O Brasil, líder mundial em rebanho bovino, enfrenta um cenário desafiador que pode impactar significativamente sua produção de carne bovina. As projeções para 2026 indicam uma desaceleração no setor, contrastando com os recordes recentes.
Guerras, recessões, imposição de tarifas e barreiras comerciais unilaterais são alguns dos fatores que criam obstáculos adicionais para a cadeia produtiva, exigindo maior flexibilidade das indústrias brasileiras.
Essa mudança no ambiente externo já se reflete nas estimativas de oferta e processamento do país, conforme informações divulgadas pelo G1, com base em dados da Associação Brasileira das Indústrias Exportadoras de Carnes (Abiec).

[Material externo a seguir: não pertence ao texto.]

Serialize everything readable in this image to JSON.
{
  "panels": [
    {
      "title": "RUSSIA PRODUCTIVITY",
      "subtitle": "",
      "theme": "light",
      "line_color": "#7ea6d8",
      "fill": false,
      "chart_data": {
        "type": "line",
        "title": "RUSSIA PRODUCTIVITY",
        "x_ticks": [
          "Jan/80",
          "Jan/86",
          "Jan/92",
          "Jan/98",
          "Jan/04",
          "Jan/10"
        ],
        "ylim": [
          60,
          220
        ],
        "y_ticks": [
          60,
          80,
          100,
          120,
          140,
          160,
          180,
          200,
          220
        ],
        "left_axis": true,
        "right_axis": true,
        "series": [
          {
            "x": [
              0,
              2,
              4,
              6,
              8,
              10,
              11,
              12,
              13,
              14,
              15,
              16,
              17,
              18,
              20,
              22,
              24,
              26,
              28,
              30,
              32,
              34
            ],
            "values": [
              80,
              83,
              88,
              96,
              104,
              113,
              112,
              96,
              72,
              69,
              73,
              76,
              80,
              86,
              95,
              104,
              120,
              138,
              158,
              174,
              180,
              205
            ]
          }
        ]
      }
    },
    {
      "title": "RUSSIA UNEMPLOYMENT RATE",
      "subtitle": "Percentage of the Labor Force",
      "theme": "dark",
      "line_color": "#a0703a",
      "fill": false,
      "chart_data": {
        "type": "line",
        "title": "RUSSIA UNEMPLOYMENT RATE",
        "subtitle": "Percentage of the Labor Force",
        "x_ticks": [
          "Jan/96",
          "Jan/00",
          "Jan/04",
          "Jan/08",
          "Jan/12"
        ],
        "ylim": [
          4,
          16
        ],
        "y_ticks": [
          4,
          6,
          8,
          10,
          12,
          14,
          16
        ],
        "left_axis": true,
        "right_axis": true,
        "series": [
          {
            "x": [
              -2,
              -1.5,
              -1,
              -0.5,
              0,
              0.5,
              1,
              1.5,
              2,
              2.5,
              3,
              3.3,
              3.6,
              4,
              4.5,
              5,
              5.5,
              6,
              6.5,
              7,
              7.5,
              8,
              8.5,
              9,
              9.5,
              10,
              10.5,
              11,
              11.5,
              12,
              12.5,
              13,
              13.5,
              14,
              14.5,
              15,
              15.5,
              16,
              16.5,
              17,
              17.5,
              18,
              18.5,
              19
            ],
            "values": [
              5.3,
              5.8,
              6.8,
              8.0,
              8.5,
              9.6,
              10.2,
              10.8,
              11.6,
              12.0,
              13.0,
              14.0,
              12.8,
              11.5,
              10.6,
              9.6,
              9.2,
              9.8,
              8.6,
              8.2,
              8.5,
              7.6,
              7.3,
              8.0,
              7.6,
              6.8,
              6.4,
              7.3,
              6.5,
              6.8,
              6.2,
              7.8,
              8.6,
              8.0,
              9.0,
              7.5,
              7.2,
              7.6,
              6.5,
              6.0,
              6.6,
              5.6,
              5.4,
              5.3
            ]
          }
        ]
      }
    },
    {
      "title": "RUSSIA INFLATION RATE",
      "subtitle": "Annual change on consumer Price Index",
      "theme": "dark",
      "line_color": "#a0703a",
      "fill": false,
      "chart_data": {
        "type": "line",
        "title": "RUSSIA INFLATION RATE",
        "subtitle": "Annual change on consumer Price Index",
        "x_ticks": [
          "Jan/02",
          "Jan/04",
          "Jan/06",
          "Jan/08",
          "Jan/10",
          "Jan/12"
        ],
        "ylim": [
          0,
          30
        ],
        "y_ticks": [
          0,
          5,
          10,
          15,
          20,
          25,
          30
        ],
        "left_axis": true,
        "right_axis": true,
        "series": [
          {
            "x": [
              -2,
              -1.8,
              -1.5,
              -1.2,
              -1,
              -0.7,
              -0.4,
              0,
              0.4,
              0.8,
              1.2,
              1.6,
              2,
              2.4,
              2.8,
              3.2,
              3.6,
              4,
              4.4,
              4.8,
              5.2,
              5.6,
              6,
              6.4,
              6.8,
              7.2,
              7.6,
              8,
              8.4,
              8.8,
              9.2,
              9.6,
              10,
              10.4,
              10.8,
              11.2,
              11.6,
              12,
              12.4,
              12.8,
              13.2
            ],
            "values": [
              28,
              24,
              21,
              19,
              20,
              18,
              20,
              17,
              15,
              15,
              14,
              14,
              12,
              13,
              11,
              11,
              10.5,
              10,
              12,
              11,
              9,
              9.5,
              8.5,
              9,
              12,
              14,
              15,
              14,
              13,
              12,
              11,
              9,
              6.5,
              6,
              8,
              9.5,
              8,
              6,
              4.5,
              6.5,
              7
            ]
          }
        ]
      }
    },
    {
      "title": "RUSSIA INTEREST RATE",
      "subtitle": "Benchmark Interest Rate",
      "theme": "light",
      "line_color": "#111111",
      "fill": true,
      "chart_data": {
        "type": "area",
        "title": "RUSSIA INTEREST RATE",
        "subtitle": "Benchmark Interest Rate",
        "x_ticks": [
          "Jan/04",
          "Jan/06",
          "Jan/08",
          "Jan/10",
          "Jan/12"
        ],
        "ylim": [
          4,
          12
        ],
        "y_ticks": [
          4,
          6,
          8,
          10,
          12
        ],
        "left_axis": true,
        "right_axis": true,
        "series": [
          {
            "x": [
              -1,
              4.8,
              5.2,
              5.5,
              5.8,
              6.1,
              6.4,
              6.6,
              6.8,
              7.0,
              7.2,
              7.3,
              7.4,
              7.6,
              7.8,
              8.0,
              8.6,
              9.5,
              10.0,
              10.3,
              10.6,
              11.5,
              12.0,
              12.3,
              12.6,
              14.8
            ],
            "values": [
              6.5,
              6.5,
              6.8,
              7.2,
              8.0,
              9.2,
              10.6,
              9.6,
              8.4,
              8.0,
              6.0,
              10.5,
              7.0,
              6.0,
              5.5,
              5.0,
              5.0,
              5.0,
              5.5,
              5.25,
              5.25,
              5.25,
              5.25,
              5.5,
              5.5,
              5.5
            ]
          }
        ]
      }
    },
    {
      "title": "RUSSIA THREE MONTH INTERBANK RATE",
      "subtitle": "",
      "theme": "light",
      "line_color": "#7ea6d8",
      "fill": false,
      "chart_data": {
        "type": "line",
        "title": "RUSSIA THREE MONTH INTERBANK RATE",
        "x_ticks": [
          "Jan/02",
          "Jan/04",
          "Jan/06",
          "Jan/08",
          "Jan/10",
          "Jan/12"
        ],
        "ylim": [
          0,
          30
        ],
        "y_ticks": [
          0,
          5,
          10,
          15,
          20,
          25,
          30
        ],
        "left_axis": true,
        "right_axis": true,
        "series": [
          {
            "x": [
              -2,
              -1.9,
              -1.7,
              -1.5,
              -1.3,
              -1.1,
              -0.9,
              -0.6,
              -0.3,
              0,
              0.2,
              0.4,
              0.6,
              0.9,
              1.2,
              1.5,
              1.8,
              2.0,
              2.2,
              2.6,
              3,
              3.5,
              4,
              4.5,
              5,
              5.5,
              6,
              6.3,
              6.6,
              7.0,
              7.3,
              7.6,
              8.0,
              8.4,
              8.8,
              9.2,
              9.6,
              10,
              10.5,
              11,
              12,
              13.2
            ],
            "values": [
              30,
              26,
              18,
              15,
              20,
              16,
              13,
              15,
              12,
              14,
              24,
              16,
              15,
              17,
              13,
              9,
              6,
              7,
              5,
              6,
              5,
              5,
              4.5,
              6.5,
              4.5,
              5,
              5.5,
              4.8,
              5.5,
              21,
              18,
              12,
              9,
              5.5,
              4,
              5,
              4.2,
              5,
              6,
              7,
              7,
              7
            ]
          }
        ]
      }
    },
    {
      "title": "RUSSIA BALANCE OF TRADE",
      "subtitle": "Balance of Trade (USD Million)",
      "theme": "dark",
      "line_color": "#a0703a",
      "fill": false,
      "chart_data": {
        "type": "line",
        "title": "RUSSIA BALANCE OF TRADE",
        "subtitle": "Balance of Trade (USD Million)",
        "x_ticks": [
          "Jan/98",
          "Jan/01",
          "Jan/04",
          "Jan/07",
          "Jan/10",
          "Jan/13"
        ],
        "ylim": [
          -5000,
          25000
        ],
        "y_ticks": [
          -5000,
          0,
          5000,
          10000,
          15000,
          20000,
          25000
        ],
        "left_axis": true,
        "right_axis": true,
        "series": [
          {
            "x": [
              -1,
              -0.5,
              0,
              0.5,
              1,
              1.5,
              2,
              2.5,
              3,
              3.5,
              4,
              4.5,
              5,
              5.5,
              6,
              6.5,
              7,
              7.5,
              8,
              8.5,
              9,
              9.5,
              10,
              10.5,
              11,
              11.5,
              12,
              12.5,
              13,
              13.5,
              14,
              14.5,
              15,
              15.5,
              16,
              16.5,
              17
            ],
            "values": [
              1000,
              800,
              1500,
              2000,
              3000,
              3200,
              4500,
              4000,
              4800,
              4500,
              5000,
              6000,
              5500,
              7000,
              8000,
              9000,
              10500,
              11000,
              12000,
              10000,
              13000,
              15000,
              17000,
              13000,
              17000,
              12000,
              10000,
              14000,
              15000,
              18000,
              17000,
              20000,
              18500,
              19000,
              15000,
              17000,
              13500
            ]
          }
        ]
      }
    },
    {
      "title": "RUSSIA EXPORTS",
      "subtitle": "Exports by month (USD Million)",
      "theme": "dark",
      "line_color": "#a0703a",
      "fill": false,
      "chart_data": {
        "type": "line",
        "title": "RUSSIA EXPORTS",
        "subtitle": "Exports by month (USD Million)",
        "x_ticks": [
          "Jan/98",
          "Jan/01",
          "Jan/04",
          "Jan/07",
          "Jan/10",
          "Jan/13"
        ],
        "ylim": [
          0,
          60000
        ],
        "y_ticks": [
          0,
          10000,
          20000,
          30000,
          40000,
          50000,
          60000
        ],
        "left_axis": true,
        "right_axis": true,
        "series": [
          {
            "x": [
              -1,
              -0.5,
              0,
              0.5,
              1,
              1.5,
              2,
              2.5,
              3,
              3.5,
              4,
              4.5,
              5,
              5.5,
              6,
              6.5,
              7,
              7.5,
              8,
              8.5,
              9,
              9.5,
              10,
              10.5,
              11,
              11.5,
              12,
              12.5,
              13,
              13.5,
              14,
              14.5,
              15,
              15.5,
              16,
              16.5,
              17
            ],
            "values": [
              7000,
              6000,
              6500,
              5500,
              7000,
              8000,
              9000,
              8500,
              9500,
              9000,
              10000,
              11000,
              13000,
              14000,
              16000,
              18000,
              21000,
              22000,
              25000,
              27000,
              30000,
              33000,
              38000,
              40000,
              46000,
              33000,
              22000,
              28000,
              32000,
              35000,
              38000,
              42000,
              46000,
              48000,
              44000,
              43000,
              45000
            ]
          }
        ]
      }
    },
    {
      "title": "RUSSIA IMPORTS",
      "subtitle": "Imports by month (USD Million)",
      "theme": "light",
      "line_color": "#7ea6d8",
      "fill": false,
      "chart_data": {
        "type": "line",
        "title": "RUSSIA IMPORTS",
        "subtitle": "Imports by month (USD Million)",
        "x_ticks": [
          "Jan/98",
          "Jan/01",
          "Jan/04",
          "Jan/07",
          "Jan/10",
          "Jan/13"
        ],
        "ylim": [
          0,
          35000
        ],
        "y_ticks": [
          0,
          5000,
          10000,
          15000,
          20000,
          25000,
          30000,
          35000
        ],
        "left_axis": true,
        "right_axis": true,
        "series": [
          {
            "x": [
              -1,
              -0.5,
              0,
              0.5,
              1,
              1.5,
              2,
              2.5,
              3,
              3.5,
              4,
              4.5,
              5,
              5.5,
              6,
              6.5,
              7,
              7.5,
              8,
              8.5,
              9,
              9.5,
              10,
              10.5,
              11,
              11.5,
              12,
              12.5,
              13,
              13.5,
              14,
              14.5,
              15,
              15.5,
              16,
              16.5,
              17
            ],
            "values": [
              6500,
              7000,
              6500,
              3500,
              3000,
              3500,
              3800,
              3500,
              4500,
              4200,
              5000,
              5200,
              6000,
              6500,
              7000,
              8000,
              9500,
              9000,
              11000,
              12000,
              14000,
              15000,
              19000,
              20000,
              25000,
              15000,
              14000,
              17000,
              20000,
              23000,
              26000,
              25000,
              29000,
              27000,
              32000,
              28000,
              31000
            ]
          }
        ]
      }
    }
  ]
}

Cenário Externo Desafiador e Impacto na Produção
O setor de carne bovina brasileiro está prestes a encarar um ambiente internacional bem mais complexo em 2026. Conflitos geopolíticos e a imposição de novas tarifas e barreiras comerciais no exterior são os principais desafios.
Roberto Perosa, presidente da Abiec, destacou que a situação macroeconômica global e as decisões unilaterais de grandes parceiros comerciais exigirão grande capacidade de adaptação. Ele afirmou, em evento do setor em São Paulo, que “Enfrentamos questões geopolíticas, recessões, tarifas, cotas e salvaguardas impostas unilateralmente. Tudo isso cria ainda mais dificuldades para o setor produtivo”.
As estimativas da Abiec apontam que o volume de abate no Brasil deve girar em torno de 40 milhões de cabeças de gado em 2026. Este número representa uma desaceleração no ritmo da produção industrial em comparação com o período anterior.
Apesar disso, em 2025, o rebanho bovino brasileiro foi estimado em 195,5 milhões de cabeças, mantendo o país na liderança mundial em número de animais destinados à produção comercial, à frente dos Estados Unidos.
O Contraste com o Desempenho Recorde de 2025
O cenário de maior cautela esperado para a pecuária brasileira em 2026 contrasta fortemente com o desempenho registrado no ano passado. Em 2025, o setor viveu um período de oferta elevada de animais e forte ritmo de produção nos frigoríficos.
Ao longo de 2025, o Brasil movimentou cerca de 42 milhões de cabeças de gado, impulsionado por um momento favorável do ciclo pecuário e pela demanda internacional aquecida. O bom desempenho das exportações também ajudou a sustentar o setor.
A China continuou como principal destino da carne bovina brasileira, enquanto mercados mais exigentes, como o europeu, mantiveram as compras de cortes de maior valor agregado. A União Europeia, por exemplo, importou mais de US$ 1,04 bilhão em carne bovina brasileira em 2025.
Este resultado contribuiu para que os frigoríficos nacionais mantivessem bons níveis de operação e a posição de liderança do Brasil no comércio global de proteína animal, consolidando recordes de abate pelo segundo ano consecutivo.
Novas Exigências e Pressões de Mercados Chave
Para este ano, a produção de carne bovina enfrenta um cenário mais desafiador. O setor deve lidar com uma desaceleração das compras chinesas, após anos de forte crescimento, além dos impactos de medidas protecionistas e mudanças nas regras de comércio internacional.
Na Europa, novas exigências também aumentam a pressão sobre produtores e exportadores. A União Europeia passou a cobrar uma rastreabilidade mais ampla, exigindo a comprovação de que a carne importada não teve contato com determinados antimicrobianos durante toda a vida do animal.
Anteriormente, o controle era concentrado nos últimos 100 dias de engorda, por meio da chamada lista Trace. Essa mudança exige uma adaptação complexa dos produtores e da indústria, que pode levar até dois anos para ser totalmente implementada.
Estratégias de Adaptação e Diversificação
Mesmo diante dos desafios, representantes do setor avaliam que a diversidade de mercados compradores ajuda a reduzir os impactos. A estratégia das empresas brasileiras é ampliar as vendas para países do Sudeste Asiático, fortalecer negócios no Oriente Médio e buscar novas oportunidades nas Américas.
Essa diversificação é crucial para mitigar os efeitos das pressões em mercados tradicionais e garantir a sustentabilidade da produção de carne bovina brasileira. A capacidade de adaptação e a flexibilidade serão essenciais para o Brasil manter sua relevância no cenário global.